Segundo o biólogo, é preciso fortalecer os investimentos em recomposição de matas ciliares, preservação de nascentes e margens, evitar a intensa ocupação de áreas próximas a rios e córregos e ampliar o saneamento básico, sobretudo na coleta e tratamento de esgotos. “Hoje, somente 40% da população tem esgoto tratado. O resto vai para os rios e córregos. O orçamento para o meio ambiente dos governos é dos mais baixos e pouco executados. Rios e águas contaminadas são reflexo da ausência de instrumentos eficazes de planejamento, gestão e governança. Refletem a falta de saneamento ambiental, a ineficiência ou falência do modelo adotado, o desrespeito aos direitos humanos e o subdesenvolvimento”, afirmou.

O estudo foi feito em 103 municípios dos estados de Alagoas, Bahia, Ceará, Espírito Santo, Goiás, Rio de Janeiro, Mato Grosso do Sul, Minas Gerais, Paraíba, Sergipe, Paraná, Pernambuco, Piauí, Rio Grande do Norte, Rio Grande do Sul, Santa Catarina, São Paulo e no Distrito Federal.

Entre os grandes rios analisados estão o Tietê, em São Paulo, e o Iguaçu, no Paraná, que estão em condição de regular a péssima. A lista completa de rios traz ainda Manguaba, Pojuca, das Pedras, Preto, Mimoso, da Parta, Restinga, entre outros.

Barragem da Vale

O estudo também concentrou atenção nas consequências do crime ambientam cometido pela Vale em Brumadinho, em 25 de janeiro. E a SOS constatou que o rio São Francisco já está contaminado com rejeitos da barragem Córrego do Feijão. Dos 12 pontos analisados pela organização, nove estavam com condição ruim e três, regular, o que torna a água imprópria para usos da população no trecho entre os municípios de Felixlândia e Pompéu até o Reservatório de Três Marias, no Alto São Francisco. 

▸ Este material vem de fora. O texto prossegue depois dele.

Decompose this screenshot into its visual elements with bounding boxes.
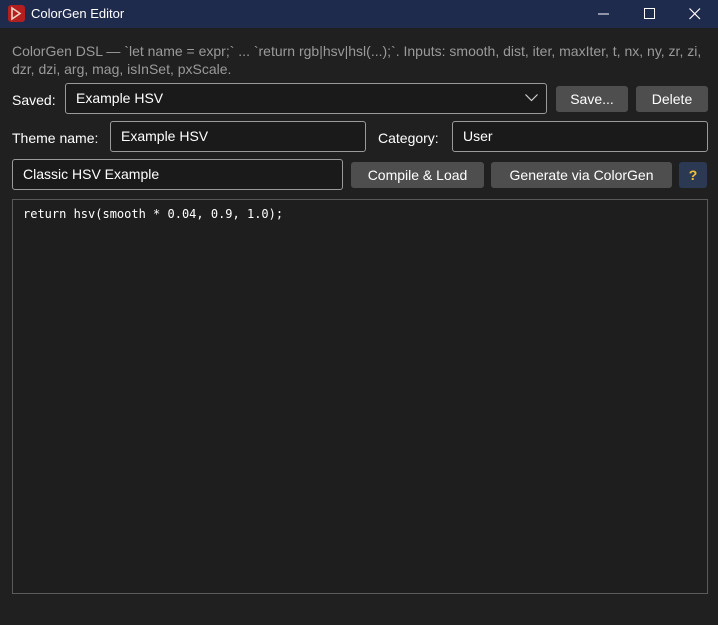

Nestes pontos, a turbidez – falta de transparência da água – estava acima dos limites legais definidos pelo Conselho Nacional do Meio Ambiente (Conama). Além disso, as concentrações de minerais como ferro, manganês, cromo e cobre também estavam acima dos limites máximos permitidos na legislação.

Os dados comprovam que o Reservatório de Retiro Baixo está segurando o maior volume dos rejeitos de minérios que vem sendo carreados pelo Paraopeba. Apesar das medidas tomadas no sentido de evitar que os rejeitos cheguem ao São Francisco, os contaminantes mais finos estão ultrapassando o reservatório, atingindo o rio e, aos poucos, matando a água.